9. The learned Judge concluded by saying that on the facts of that case security should be required.

10. In view of these decisions, especially in view of the case to which I have referred and which is reported in 20 Calcutta Weekly Notes, page 140, I have no doubt that this Court has jurisdiction to entertain this application and, if it thinks fit, to make an order in respect of it.

11. We direct that security to the extent of Rs. 500 for costs of the appeal be furnished by the appellant on or before the 1st June, 1924 to the satisfaction of the Registrar. The appeal will not be heard until the security is furnished; and if the security is not furnished by the 1st June, the appeal will stand dismissed with costs.

12. The appellant must pay the respondent's costs of this application.

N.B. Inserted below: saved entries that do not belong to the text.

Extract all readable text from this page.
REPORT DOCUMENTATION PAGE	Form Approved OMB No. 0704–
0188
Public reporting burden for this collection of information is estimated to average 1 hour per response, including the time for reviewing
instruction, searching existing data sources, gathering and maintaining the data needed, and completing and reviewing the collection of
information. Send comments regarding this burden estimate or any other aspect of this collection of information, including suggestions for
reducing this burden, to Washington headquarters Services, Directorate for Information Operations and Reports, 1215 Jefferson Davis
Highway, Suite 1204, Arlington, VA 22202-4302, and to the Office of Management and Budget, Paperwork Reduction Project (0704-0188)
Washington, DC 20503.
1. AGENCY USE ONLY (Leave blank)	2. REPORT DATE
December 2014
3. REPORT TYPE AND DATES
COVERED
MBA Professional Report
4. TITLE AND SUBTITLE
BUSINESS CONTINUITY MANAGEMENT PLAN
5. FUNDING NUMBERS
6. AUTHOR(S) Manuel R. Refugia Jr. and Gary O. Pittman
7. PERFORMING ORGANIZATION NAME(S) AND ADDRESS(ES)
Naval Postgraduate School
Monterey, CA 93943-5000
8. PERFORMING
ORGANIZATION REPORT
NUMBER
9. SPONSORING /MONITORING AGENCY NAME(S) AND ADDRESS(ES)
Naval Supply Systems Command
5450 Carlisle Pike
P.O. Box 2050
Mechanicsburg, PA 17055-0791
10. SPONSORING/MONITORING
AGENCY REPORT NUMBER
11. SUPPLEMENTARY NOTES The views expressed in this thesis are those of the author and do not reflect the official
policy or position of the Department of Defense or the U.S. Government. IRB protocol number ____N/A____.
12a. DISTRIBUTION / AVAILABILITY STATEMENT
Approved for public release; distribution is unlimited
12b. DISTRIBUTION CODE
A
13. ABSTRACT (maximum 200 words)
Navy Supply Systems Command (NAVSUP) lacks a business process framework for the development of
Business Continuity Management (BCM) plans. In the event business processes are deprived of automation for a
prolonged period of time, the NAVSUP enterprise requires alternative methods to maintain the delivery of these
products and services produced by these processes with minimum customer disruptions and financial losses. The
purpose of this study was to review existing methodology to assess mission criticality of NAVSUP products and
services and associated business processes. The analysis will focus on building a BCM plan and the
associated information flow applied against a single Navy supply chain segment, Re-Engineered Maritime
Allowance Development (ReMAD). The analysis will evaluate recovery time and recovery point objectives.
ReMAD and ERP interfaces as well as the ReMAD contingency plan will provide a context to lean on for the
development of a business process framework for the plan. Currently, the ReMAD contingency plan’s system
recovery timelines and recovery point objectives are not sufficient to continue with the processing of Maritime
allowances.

13. Since the delivery of judgment, my attention has been drawn to the case of Sabitri Thakurani v. Savi (1), which is a decision of the Judicial Committee of the Privy Council and which confirms the opinion which I have already expressed.

Richardson, J.

14. I agree.

15. The question is, in my opinion, one of procedure; and even if the view were taken that Order XLI, Rule 10, Civil Procedure Code, does not of its own accord apply to appeals from the Original Side and even in the absence of any rule on the subject made by this Court under the powers conferred by Section 129 of the Civil Procedure Code, I should have been disposed to say that a Court having the general powers of this Court would have ample jurisdiction to demand in proper cases security from an appellant for the costs of the appeal. It appears, however, that it has been decided by this Court in the case to which the learned Chief Justice has just referred, that Order XLI, Rule 10, does apply to appeals from the Original Side; and, that being so, there is nothing further to be said in the matter. Since judgment was delivered our attention has been called to the decision of their Lordships of the Privy Council in Sabitri v. Savi (1921) L.R. 48 I.A. 76; 25 C.W.N. 557 which puts the question beyond doubt.